Para Moreira, o governo federal tem de "rever as suas prioridades" e colocar a área da ciência e tecnologia como uma delas, ao contrário do que tem sido feito na gestão do presidente brasileiro Jair Bolsonaro. Para o professor, a atual administração "tem provocado um desmonte do nosso sistema nacional de ciência, tecnologia e inovação".
Sistema no Brasil está 'exaurido' e precisa se conectar com um 'projeto nacional'
O presidente da SBPC ressalta que a ciência no Brasil "se mantém a duras penas" e depende de um "esforço muito grande" das universidades e pesquisadores para seguir em frente. O professor recorda ainda que diversos países do mundo estão ampliando o investimento em pesquisa, enquanto o Brasil realiza cortes.
"Mas, o sistema está exaurido e cada vez mais difícil de manter, inclusive - os estudantes envolvidos nisso.
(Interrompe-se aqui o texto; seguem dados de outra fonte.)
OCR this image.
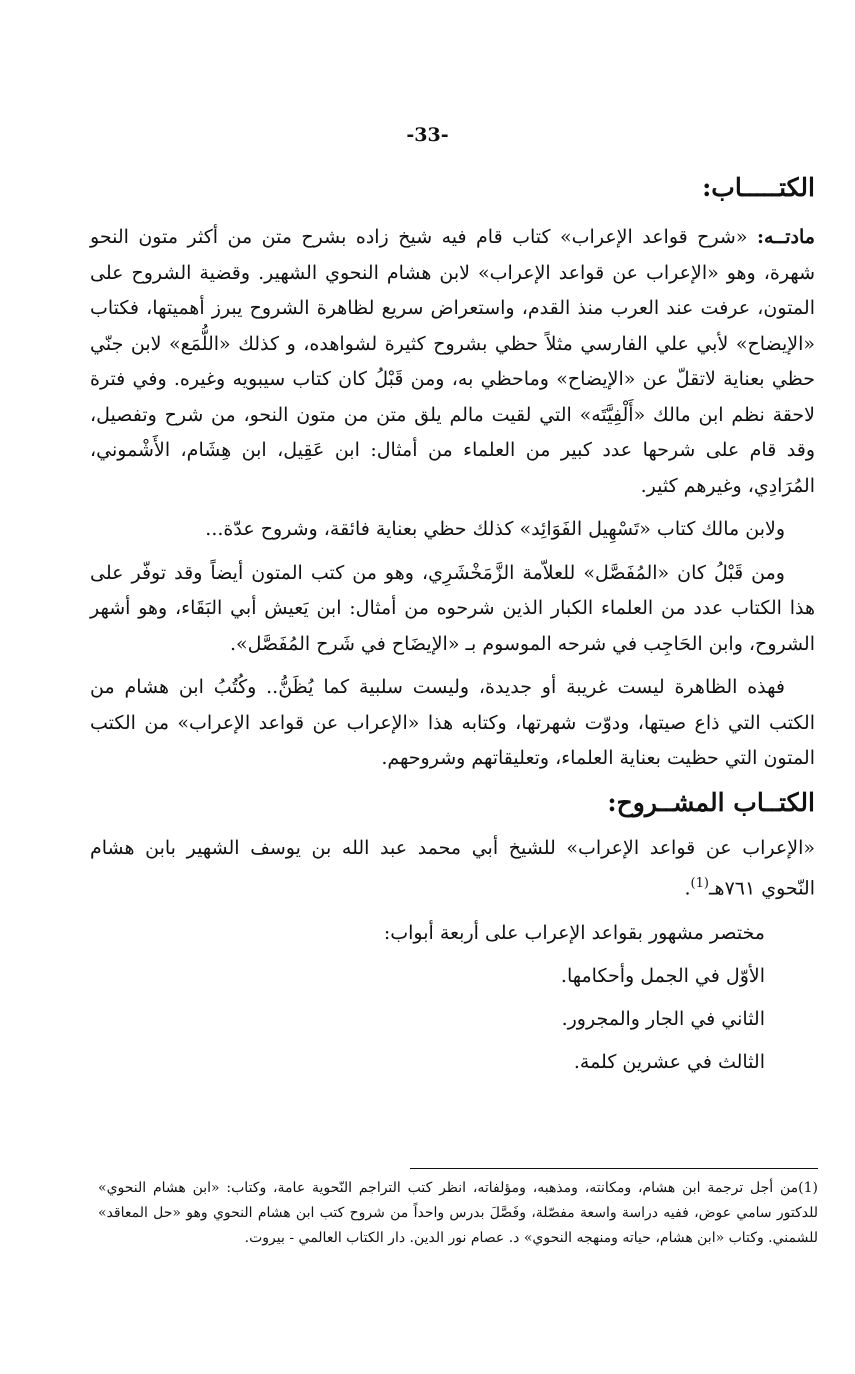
-33-
الكتـــــاب:

مادتــه: «شرح قواعد الإعراب» كتاب قام فيه شيخ زاده بشرح متن من أكثر متون النحو شهرة، وهو «الإعراب عن قواعد الإعراب» لابن هشام النحوي الشهير. وقضية الشروح على المتون، عرفت عند العرب منذ القدم، واستعراض سريع لظاهرة الشروح يبرز أهميتها، فكتاب «الإيضاح» لأبي علي الفارسي مثلاً حظي بشروح كثيرة لشواهده، و كذلك «اللُّمَع» لابن جنّي حظي بعناية لاتقلّ عن «الإيضاح» وماحظي به، ومن قَبْلُ كان كتاب سيبويه وغيره. وفي فترة لاحقة نظم ابن مالك «أَلْفِيَّتَه» التي لقيت مالم يلق متن من متون النحو، من شرح وتفصيل، وقد قام على شرحها عدد كبير من العلماء من أمثال: ابن عَقِيل، ابن هِشَام، الأَشْموني، المُرَادِي، وغيرهم كثير.

ولابن مالك كتاب «تَسْهِيل الفَوَائِد» كذلك حظي بعناية فائقة، وشروح عدّة...

ومن قَبْلُ كان «المُفَصَّل» للعلاّمة الزَّمَخْشَرِي، وهو من كتب المتون أيضاً وقد توفّر على هذا الكتاب عدد من العلماء الكبار الذين شرحوه من أمثال: ابن يَعيش أبي البَقَاء، وهو أشهر الشروح، وابن الحَاجِب في شرحه الموسوم بـ «الإيضَاح في شَرح المُفَصَّل».

فهذه الظاهرة ليست غريبة أو جديدة، وليست سلبية كما يُظَنُّ.. وكُتُبُ ابن هشام من الكتب التي ذاع صيتها، ودوّت شهرتها، وكتابه هذا «الإعراب عن قواعد الإعراب» من الكتب المتون التي حظيت بعناية العلماء، وتعليقاتهم وشروحهم.

الكتــاب المشــروح:

«الإعراب عن قواعد الإعراب» للشيخ أبي محمد عبد الله بن يوسف الشهير بابن هشام النّحوي ٧٦١هـ$^{(1)}$.

مختصر مشهور بقواعد الإعراب على أربعة أبواب:

الأوّل في الجمل وأحكامها.

الثاني في الجار والمجرور.

الثالث في عشرين كلمة.

(1)من أجل ترجمة ابن هشام، ومكانته، ومذهبه، ومؤلفاته، انظر كتب التراجم النّحوية عامة، وكتاب: «ابن هشام النحوي» للدكتور سامي عوض، ففيه دراسة واسعة مفصّلة، وفَصَّلَ بدرس واحداً من شروح كتب ابن هشام النحوي وهو «حل المعاقد» للشمني. وكتاب «ابن هشام، حياته ومنهجه النحوي» د. عصام نور الدين. دار الكتاب العالمي - بيروت.
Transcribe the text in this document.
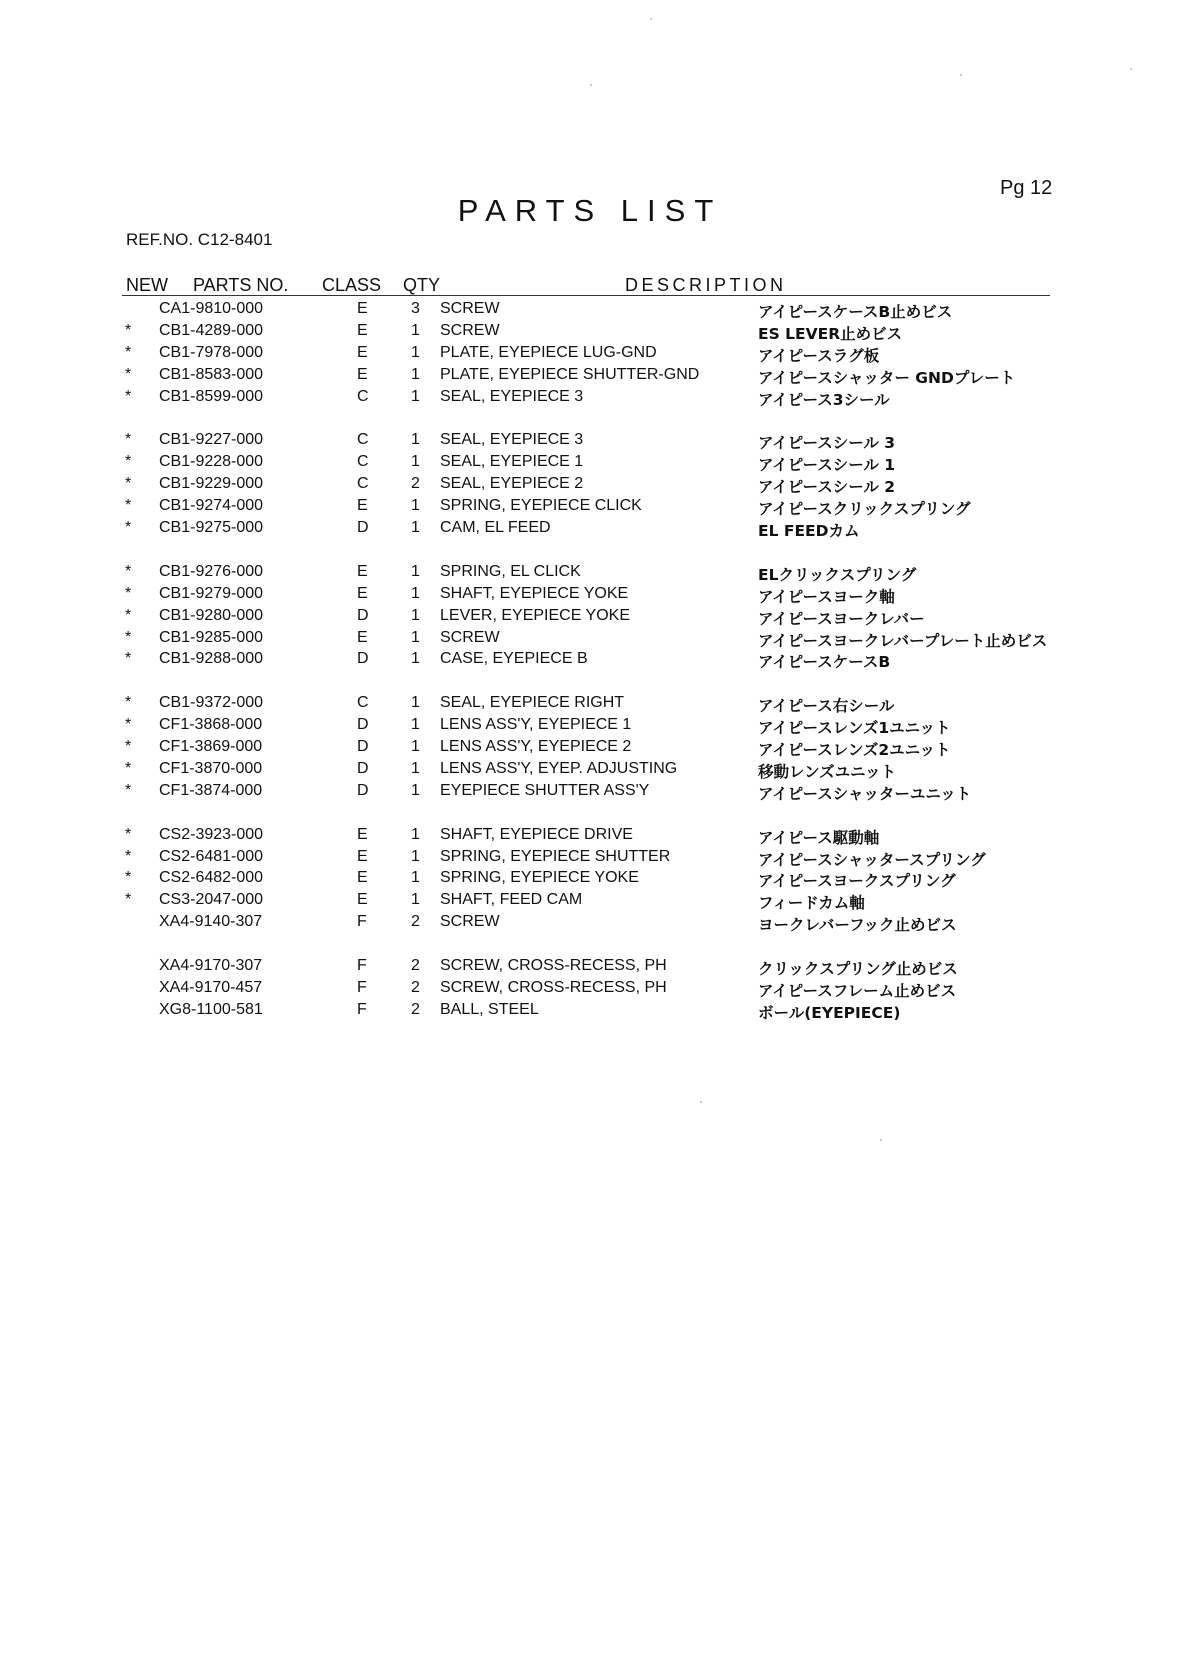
Pg 12
PARTS LIST
REF.NO. C12-8401
NEW PARTS NO. CLASS QTY	DESCRIPTION
CA1-9810-000	E	3 SCREW	アイピースケースB止めビス
* CB1-4289-000	E	1 SCREW	ES LEVER止めビス
* CB1-7978-000	E	1 PLATE, EYEPIECE LUG-GND	アイピースラグ板
* CB1-8583-000	E	1 PLATE, EYEPIECE SHUTTER-GND	アイピースシャッター GNDプレート
* CB1-8599-000	C	1 SEAL, EYEPIECE 3	アイピース3シール
* CB1-9227-000	C	1 SEAL, EYEPIECE 3	アイピースシール 3
* CB1-9228-000	C	1 SEAL, EYEPIECE 1	アイピースシール 1
* CB1-9229-000	C	2 SEAL, EYEPIECE 2	アイピースシール 2
* CB1-9274-000	E	1 SPRING, EYEPIECE CLICK	アイピースクリックスプリング
* CB1-9275-000	D	1 CAM, EL FEED	EL FEEDカム
* CB1-9276-000	E	1 SPRING, EL CLICK	ELクリックスプリング
* CB1-9279-000	E	1 SHAFT, EYEPIECE YOKE	アイピースヨーク軸
* CB1-9280-000	D	1 LEVER, EYEPIECE YOKE	アイピースヨークレバー
* CB1-9285-000	E	1 SCREW	アイピースヨークレバープレート止めビス
* CB1-9288-000	D	1 CASE, EYEPIECE B	アイピースケースB
* CB1-9372-000	C	1 SEAL, EYEPIECE RIGHT	アイピース右シール
* CF1-3868-000	D	1 LENS ASS'Y, EYEPIECE 1	アイピースレンズ1ユニット
* CF1-3869-000	D	1 LENS ASS'Y, EYEPIECE 2	アイピースレンズ2ユニット
* CF1-3870-000	D	1 LENS ASS'Y, EYEP. ADJUSTING	移動レンズユニット
* CF1-3874-000	D	1 EYEPIECE SHUTTER ASS'Y	アイピースシャッターユニット
* CS2-3923-000	E	1 SHAFT, EYEPIECE DRIVE	アイピース駆動軸
* CS2-6481-000	E	1 SPRING, EYEPIECE SHUTTER	アイピースシャッタースプリング
* CS2-6482-000	E	1 SPRING, EYEPIECE YOKE	アイピースヨークスプリング
* CS3-2047-000	E	1 SHAFT, FEED CAM	フィードカム軸
XA4-9140-307	F	2 SCREW	ヨークレバーフック止めビス
XA4-9170-307	F	2 SCREW, CROSS-RECESS, PH	クリックスプリング止めビス
XA4-9170-457	F	2 SCREW, CROSS-RECESS, PH	アイピースフレーム止めビス
XG8-1100-581	F	2 BALL, STEEL	ボール(EYEPIECE)
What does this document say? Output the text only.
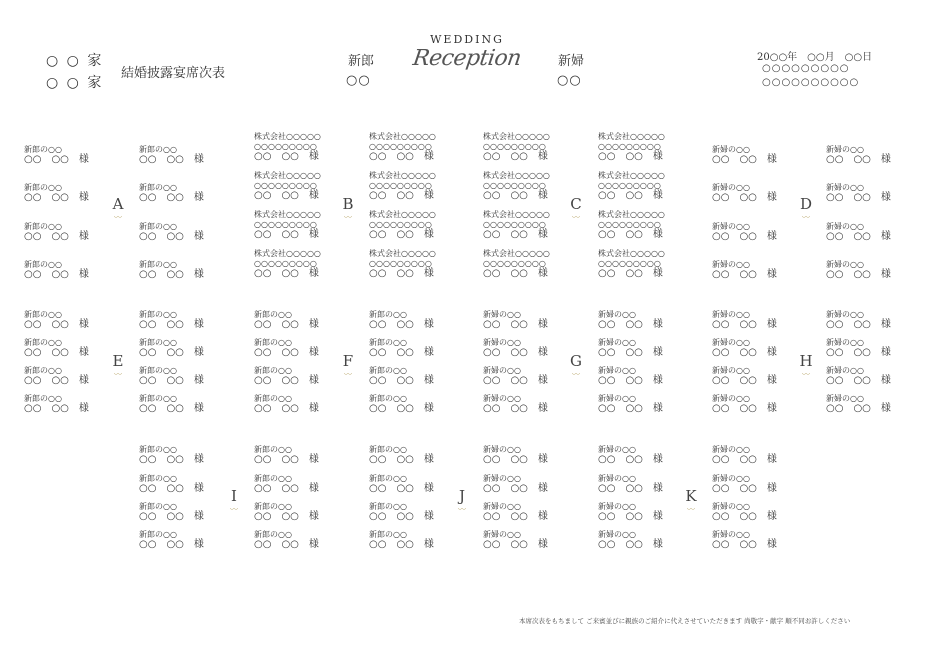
○ ○ 家
○ ○ 家
結婚披露宴席次表
新郎
○○
WEDDING
Reception	新婦
○○
20○○年　○○月　○○日
○○○○○○○○○
○○○○○○○○○○
新郎の○○
○○　○○ 様
新郎の○○
○○　○○ 様
新郎の○○
○○　○○ 様
新郎の○○
○○　○○ 様
新郎の○○
○○　○○ 様
新郎の○○
○○　○○ 様
新郎の○○
○○　○○ 様
新郎の○○
○○　○○ 様
株式会社○○○○○
○○○○○○○○○
○○　○○ 様
株式会社○○○○○
○○○○○○○○○
○○　○○ 様
株式会社○○○○○
○○○○○○○○○
○○　○○ 様
株式会社○○○○○
○○○○○○○○○
○○　○○ 様
株式会社○○○○○
○○○○○○○○○
○○　○○ 様
株式会社○○○○○
○○○○○○○○○
○○　○○ 様
株式会社○○○○○
○○○○○○○○○
○○　○○ 様
株式会社○○○○○
○○○○○○○○○
○○　○○ 様
株式会社○○○○○
○○○○○○○○○
○○　○○ 様
株式会社○○○○○
○○○○○○○○○
○○　○○ 様
株式会社○○○○○
○○○○○○○○○
○○　○○ 様
株式会社○○○○○
○○○○○○○○○
○○　○○ 様
株式会社○○○○○
○○○○○○○○○
○○　○○ 様
株式会社○○○○○
○○○○○○○○○
○○　○○ 様
株式会社○○○○○
○○○○○○○○○
○○　○○ 様
株式会社○○○○○
○○○○○○○○○
○○　○○ 様
新婦の○○
○○　○○ 様
新婦の○○
○○　○○ 様
新婦の○○
○○　○○ 様
新婦の○○
○○　○○ 様
新婦の○○
○○　○○ 様
新婦の○○
○○　○○ 様
新婦の○○
○○　○○ 様
新婦の○○
○○　○○ 様
A
〰
B
〰
C
〰
D
〰
新郎の○○
○○　○○ 様
新郎の○○
○○　○○ 様
新郎の○○
○○　○○ 様
新郎の○○
○○　○○ 様
新郎の○○
○○　○○ 様
新郎の○○
○○　○○ 様
新郎の○○
○○　○○ 様
新郎の○○
○○　○○ 様
新郎の○○
○○　○○ 様
新郎の○○
○○　○○ 様
新郎の○○
○○　○○ 様
新郎の○○
○○　○○ 様
新郎の○○
○○　○○ 様
新郎の○○
○○　○○ 様
新郎の○○
○○　○○ 様
新郎の○○
○○　○○ 様
新婦の○○
○○　○○ 様
新婦の○○
○○　○○ 様
新婦の○○
○○　○○ 様
新婦の○○
○○　○○ 様
新婦の○○
○○　○○ 様
新婦の○○
○○　○○ 様
新婦の○○
○○　○○ 様
新婦の○○
○○　○○ 様
新婦の○○
○○　○○ 様
新婦の○○
○○　○○ 様
新婦の○○
○○　○○ 様
新婦の○○
○○　○○ 様
新婦の○○
○○　○○ 様
新婦の○○
○○　○○ 様
新婦の○○
○○　○○ 様
新婦の○○
○○　○○ 様
E
〰
F
〰
G
〰
H
〰
新郎の○○
○○　○○ 様
新郎の○○
○○　○○ 様
新郎の○○
○○　○○ 様
新郎の○○
○○　○○ 様
新郎の○○
○○　○○ 様
新郎の○○
○○　○○ 様
新郎の○○
○○　○○ 様
新郎の○○
○○　○○ 様
新郎の○○
○○　○○ 様
新郎の○○
○○　○○ 様
新郎の○○
○○　○○ 様
新郎の○○
○○　○○ 様
新婦の○○
○○　○○ 様
新婦の○○
○○　○○ 様
新婦の○○
○○　○○ 様
新婦の○○
○○　○○ 様
新婦の○○
○○　○○ 様
新婦の○○
○○　○○ 様
新婦の○○
○○　○○ 様
新婦の○○
○○　○○ 様
新婦の○○
○○　○○ 様
新婦の○○
○○　○○ 様
新婦の○○
○○　○○ 様
新婦の○○
○○　○○ 様
I
〰
J
〰
K
〰
本席次表をもちまして ご来賓並びに親族のご紹介に代えさせていただきます 尚敬字・献字 順不同お許しください
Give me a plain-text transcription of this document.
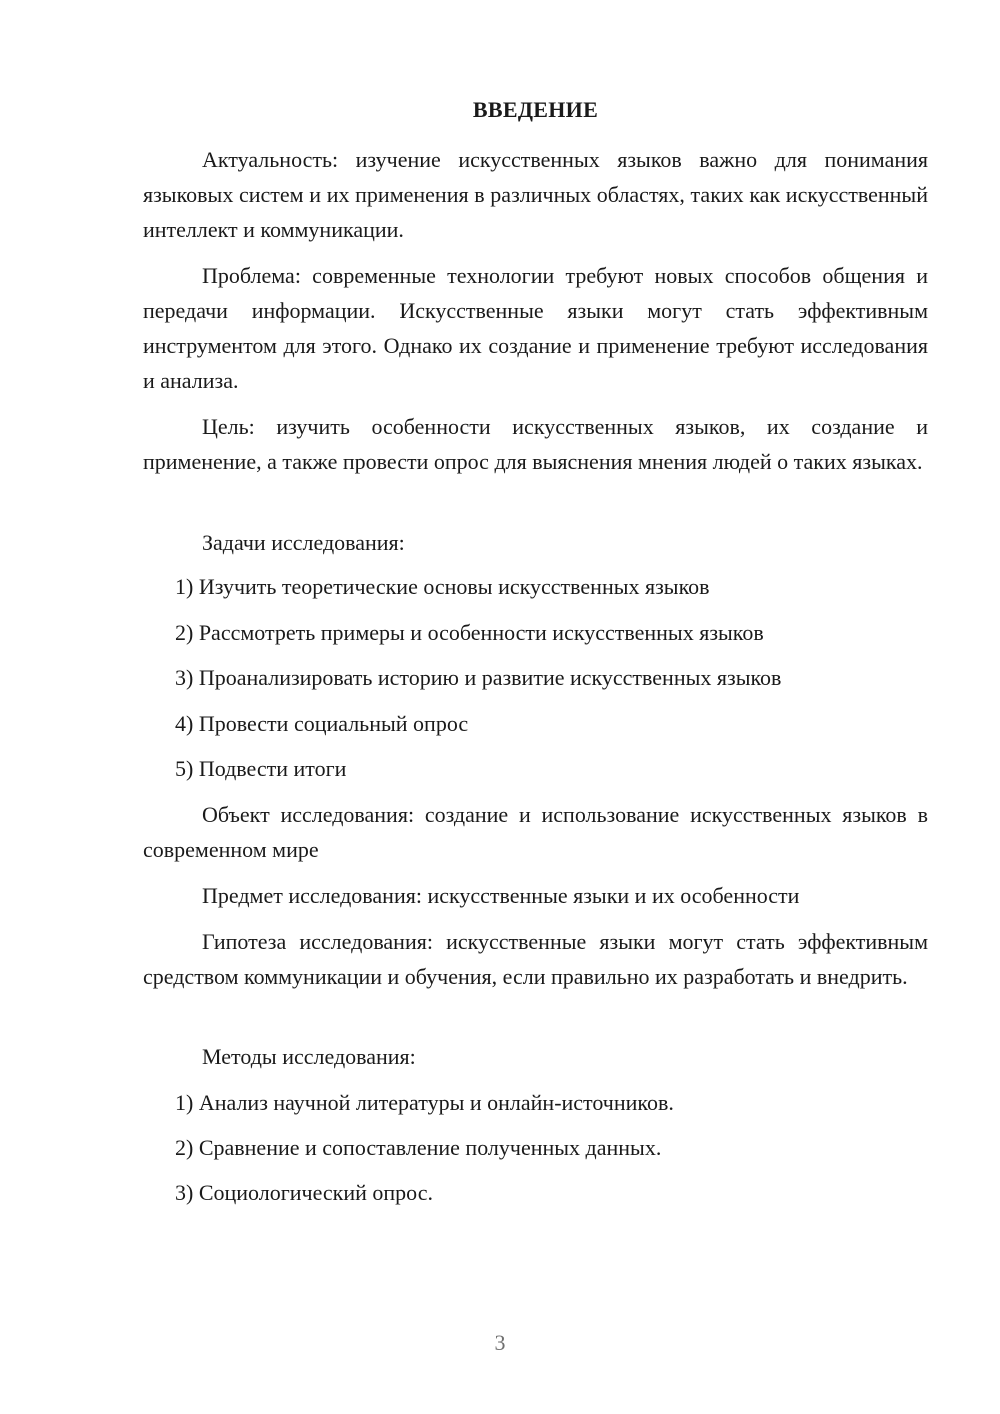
ВВЕДЕНИЕ
Актуальность: изучение искусственных языков важно для понимания языковых систем и их применения в различных областях, таких как искусственный интеллект и коммуникации.
Проблема: современные технологии требуют новых способов общения и передачи информации. Искусственные языки могут стать эффективным инструментом для этого. Однако их создание и применение требуют исследования и анализа.
Цель: изучить особенности искусственных языков, их создание и применение, а также провести опрос для выяснения мнения людей о таких языках.
Задачи исследования:
1) Изучить теоретические основы искусственных языков
2) Рассмотреть примеры и особенности искусственных языков
3) Проанализировать историю и развитие искусственных языков
4) Провести социальный опрос
5) Подвести итоги
Объект исследования: создание и использование искусственных языков в современном мире
Предмет исследования: искусственные языки и их особенности
Гипотеза исследования: искусственные языки могут стать эффективным средством коммуникации и обучения, если правильно их разработать и внедрить.
Методы исследования:
1) Анализ научной литературы и онлайн-источников.
2) Сравнение и сопоставление полученных данных.
3) Социологический опрос.
3
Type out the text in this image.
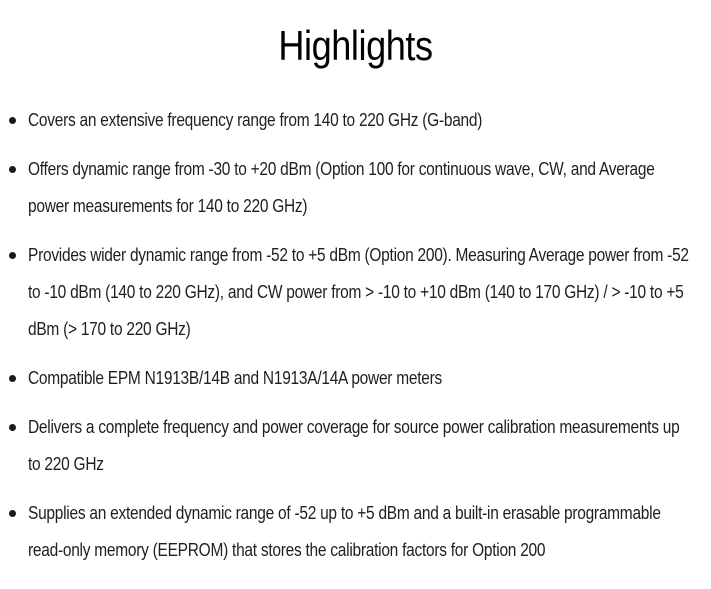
Highlights
Covers an extensive frequency range from 140 to 220 GHz (G-band)
Offers dynamic range from -30 to +20 dBm (Option 100 for continuous wave, CW, and Average
power measurements for 140 to 220 GHz)
Provides wider dynamic range from -52 to +5 dBm (Option 200). Measuring Average power from -52
to -10 dBm (140 to 220 GHz), and CW power from > -10 to +10 dBm (140 to 170 GHz) / > -10 to +5
dBm (> 170 to 220 GHz)
Compatible EPM N1913B/14B and N1913A/14A power meters
Delivers a complete frequency and power coverage for source power calibration measurements up
to 220 GHz
Supplies an extended dynamic range of -52 up to +5 dBm and a built-in erasable programmable
read-only memory (EEPROM) that stores the calibration factors for Option 200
Muitos deles já falam em deixar o país, alguns já o fizeram e outros pesquisadores também. Então, nós estamos correndo um risco muito grande, ainda mais que nesse momento, Estados Unidos, Europa e China, por exemplo, estão investindo pesadamente ainda mais em ciência e tecnologia, no período da pandemia e pós-pandemia. Se o Brasil estiver nessa continuidade de redução de recursos para políticas sociais, em geral, para educação, para saúde, para a ciência e tecnologia, o nosso destino é muito difícil", alerta.
Para a recuperação da ciência no Brasil, a retomada do investimento público no setor é essencial, segundo o presidente da SBPC, que cobra a liberação do Fundo Nacional para o Desenvolvimento Científico e Tecnológico (FNDTC), que segue bloqueado mesmo com a aprovação pelo Congresso Nacional. O FNDTC tem cerca de R$ 5 bilhões em recursos. Ao lado do investimento público, Moreira afirma que o aumento do aporte de capital privado também será importante nesse processo.
"A ciência brasileira tem de estar mais próxima tanto da produção quanto da gestão pública e das outras iniciativas daquilo que a gente chama de inovação social", ressalta.
Moreira também vê como fundamental a redução da burocracia e o investimento direto na melhoria da educação no país, com foco também em relação à formação de cientistas.
"É fundamental que a ciência brasileira esteja conectada também com o projeto nacional, um projeto de um país mais rico, mais desenvolvido, menos desigual, aproveitando de maneira sustentável os seus imensos recursos e a sua capacidade, da sua gente, do seu povo. Então, a ciência não deve estar à margem das grandes questões nacionais e é fundamental que a ciência e a tecnologia estejam envolvidas com a saúde, com o meio ambiente, com a energia, com a melhoria das condições de vida das pessoas, com a redução das desigualdades. E para isso é preciso um projeto de país diferente", conclui.